そして何故だろうか、さっきまで輝いていたはずの父さんが、小さく見える。


「あれほど5歳になる前に外の世界の事を子供に教えておけと……」


 なるほど。普通は外に出すのは、外の事をよく教えてからなのか。誘拐とか殺人が平気で怒るような治安なら、それも当然かもしれないな。


「……すいませんでした」


 父さんはすっかり落ち込んでしまった。父さんが勉強が苦手なのは見ていてわかるが、それでも近隣の国々の事くらい教えといてほしかった。


「小さい子に物事を教えるのは苦手なんだ……どうしても、難しいように説明してしまう」


 そんなオルガを見て、ため息をついたエドワードさんは、ずっと部屋の隅で隣で待機していた使用人を呼びつけた。


「世界地図ある? ちょっと持ってきてくれ」


 エドワードさんがそう言うと、「承知しました」と、手を胸に当て一礼した使用人は目にも留まらぬ速さで世界地図を用意してきた。

王族ってすごい。


「エールちゃん、わかるかな。ここの大陸の真ん中らへんに赤い点あるでしょ?」


 エドワードさんは、使用人の持ってきた地図をバッと開いた。年季が入っているのか、少し掠れて読みにくくなっている。


 ――その地図を見て、僕は頭が真っ白になった。


 赤い点を見つけられなかったからではない。むしろ、赤い点はすぐに見つけられた……この国の場所もすぐにわかった。

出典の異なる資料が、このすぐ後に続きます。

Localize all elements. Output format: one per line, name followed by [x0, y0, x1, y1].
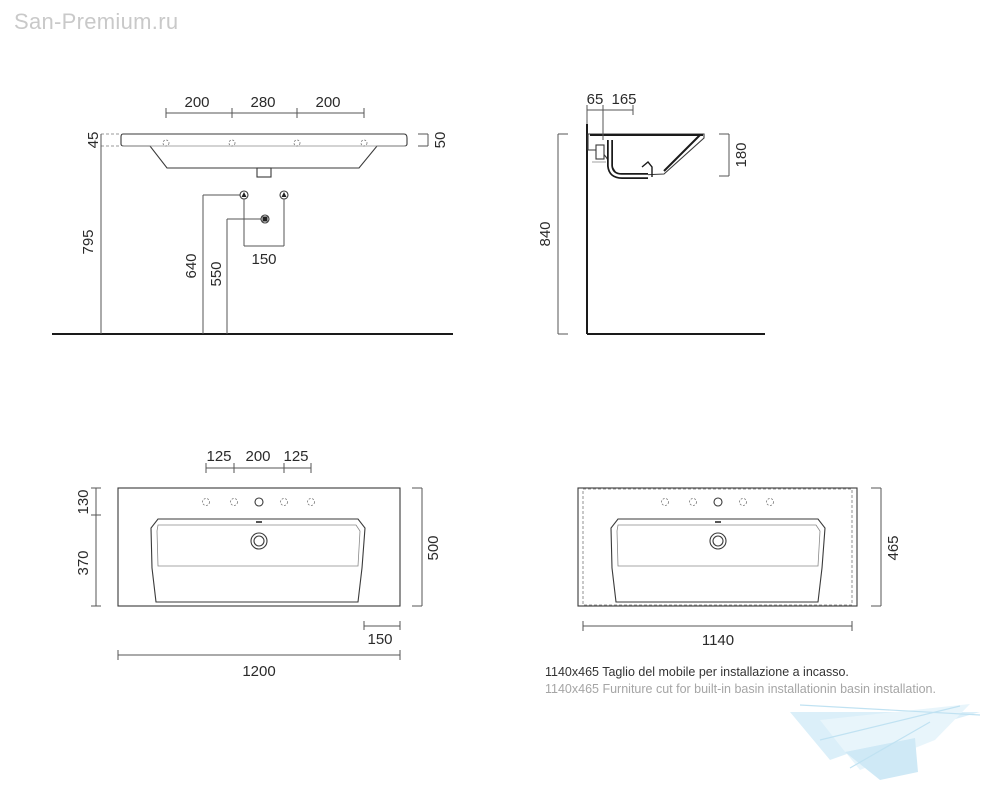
- cutout-tap-hole: [689, 498, 697, 506]
- top-rear-dim: 130: [75, 489, 92, 514]
- top-view: 125 200 125 130 370 500 150 1200: [75, 448, 442, 680]
- cutout-view: 465 1140: [577, 487, 902, 649]
- front-drain-height-dim: 550: [208, 261, 225, 286]
- front-rim-left-dim: 45: [85, 132, 102, 149]
- cutout-furniture-line: [582, 488, 853, 606]
- top-tap-hole-center: [254, 497, 264, 507]
- top-width-dim: 1200: [242, 663, 275, 680]
- front-basin-outline: [120, 133, 408, 169]
- brand-logo: [790, 704, 981, 780]
- front-supply-spacing-dim: 150: [251, 251, 276, 268]
- front-view: 200 280 200 45 50 795 640 550 150: [52, 94, 453, 335]
- cutout-bowl-outer: [610, 518, 826, 603]
- front-tap-hole: [293, 139, 301, 147]
- top-hole-dim-2: 200: [245, 448, 270, 465]
- side-wall-bracket: [595, 144, 605, 160]
- cutout-note-italian: 1140x465 Taglio del mobile per installaz…: [545, 665, 849, 679]
- top-hole-dim-1: 125: [206, 448, 231, 465]
- front-tap-hole: [162, 139, 170, 147]
- cutout-tap-hole: [739, 498, 747, 506]
- top-tap-hole: [202, 498, 210, 506]
- front-supply-height-dim: 640: [183, 253, 200, 278]
- front-waste-outlet: [256, 167, 272, 178]
- cutout-width-dim: 1140: [702, 632, 734, 649]
- cutout-note-english: 1140x465 Furniture cut for built-in basi…: [545, 682, 936, 696]
- side-bowl-height-dim: 180: [733, 142, 750, 167]
- site-watermark: San-Premium.ru: [14, 9, 179, 34]
- top-bowl-outer: [150, 518, 366, 603]
- side-total-height-dim: 840: [537, 221, 554, 246]
- top-tap-hole: [280, 498, 288, 506]
- front-tap-dim-2: 280: [250, 94, 275, 111]
- front-tap-hole: [360, 139, 368, 147]
- side-view: 65 165 180 840: [537, 91, 765, 335]
- cutout-tap-hole: [766, 498, 774, 506]
- top-tap-hole: [307, 498, 315, 506]
- side-wall-offset-dim: 65: [587, 91, 604, 108]
- top-bowl-length-dim: 370: [75, 550, 92, 575]
- top-depth-dim: 500: [425, 535, 442, 560]
- front-tap-dim-3: 200: [315, 94, 340, 111]
- side-basin-profile: [587, 133, 705, 177]
- cutout-tap-hole-center: [713, 497, 723, 507]
- top-hole-dim-3: 125: [283, 448, 308, 465]
- top-side-margin-dim: 150: [367, 631, 392, 648]
- front-rim-right-dim: 50: [432, 132, 449, 149]
- cutout-depth-dim: 465: [885, 535, 902, 560]
- front-tap-hole: [228, 139, 236, 147]
- front-tap-dim-1: 200: [184, 94, 209, 111]
- front-total-height-dim: 795: [80, 229, 97, 254]
- cutout-tap-hole: [661, 498, 669, 506]
- top-bowl-inner: [156, 524, 361, 567]
- side-depth-dim: 165: [611, 91, 636, 108]
- top-tap-hole: [230, 498, 238, 506]
- cutout-bowl-inner: [616, 524, 821, 567]
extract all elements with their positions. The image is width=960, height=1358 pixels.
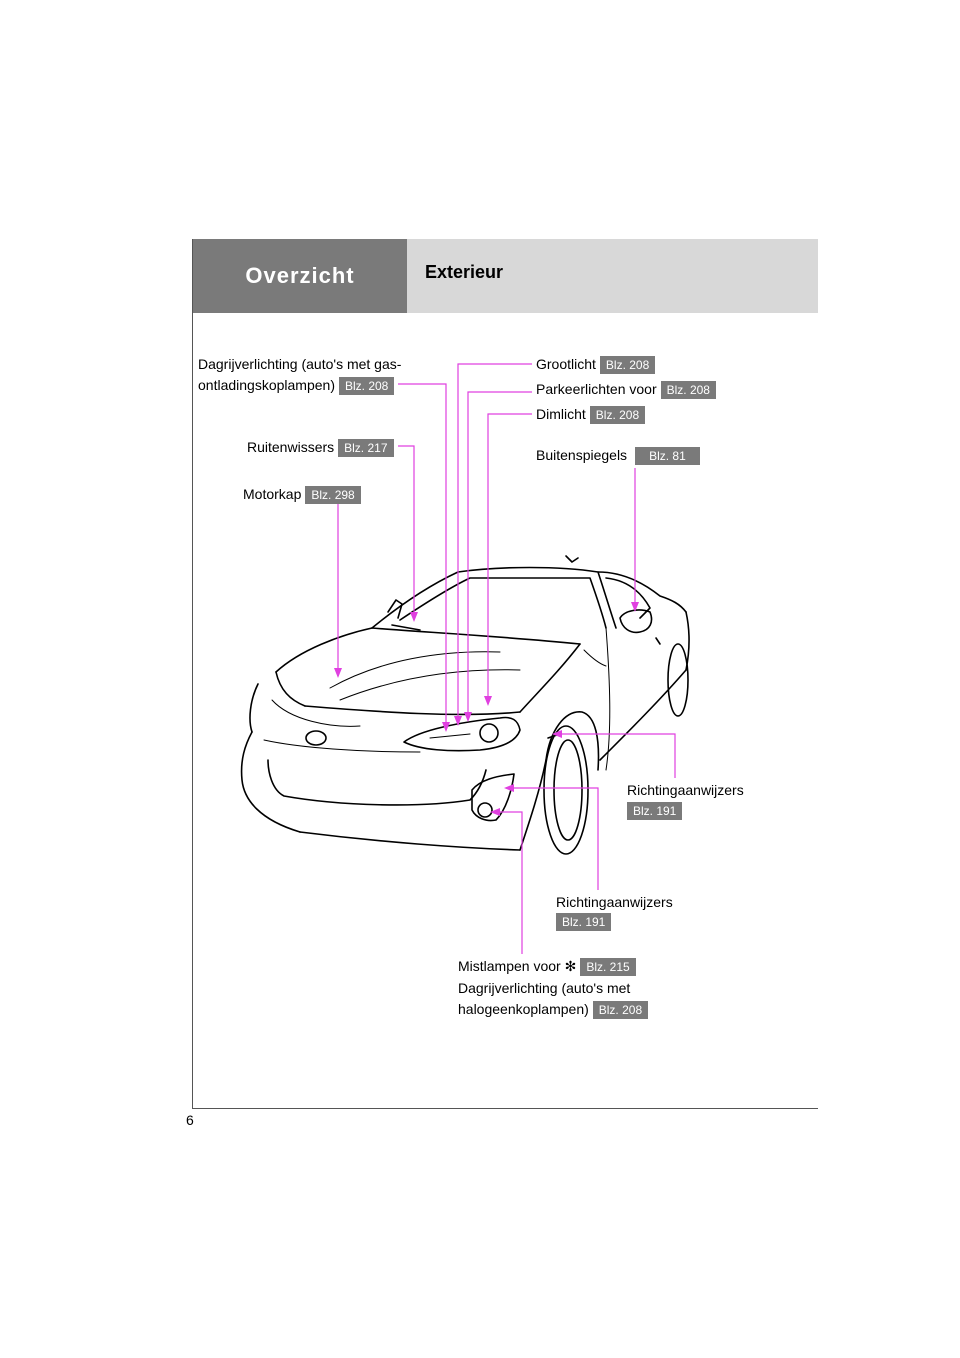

地図の中で一番大きな大陸のど真ん中にある大きな赤い点だ。

周りに引いてある国境線を見れば、この国の規模もすぐにわかる。その大きな大陸のうちの3割ほどはこの国の領域だ。


 ただ……それは、僕が見たこともない世界地図なのだ。

病室の小さな机の淵には、前母さんが買ってくれた小さな世界地図がセロハンテープでぶら下げてあった。

少なくともその地図には、こんな大陸存在してなかった。

これが外国の地図だとしても、右端に僕のよく知る島国"日本"があるはずなんだ。ただ……この地図にはそれすら無い。


「あ、あの……ここのせかいって、ちきゅうですよね?」


「……ははっ、エールちゃん冗談だよね? ……な、オルガ」


「しょ、将来は旅芸人かもな! はは、ははは……」


 ずっとおかしいと思ってたんだ……気味の悪い虫はいるし、剣を持ってても何も咎められないし。そして、やっといまそれが確信に変わった。




 ここは……この世界は、僕の知っている世界じゃない。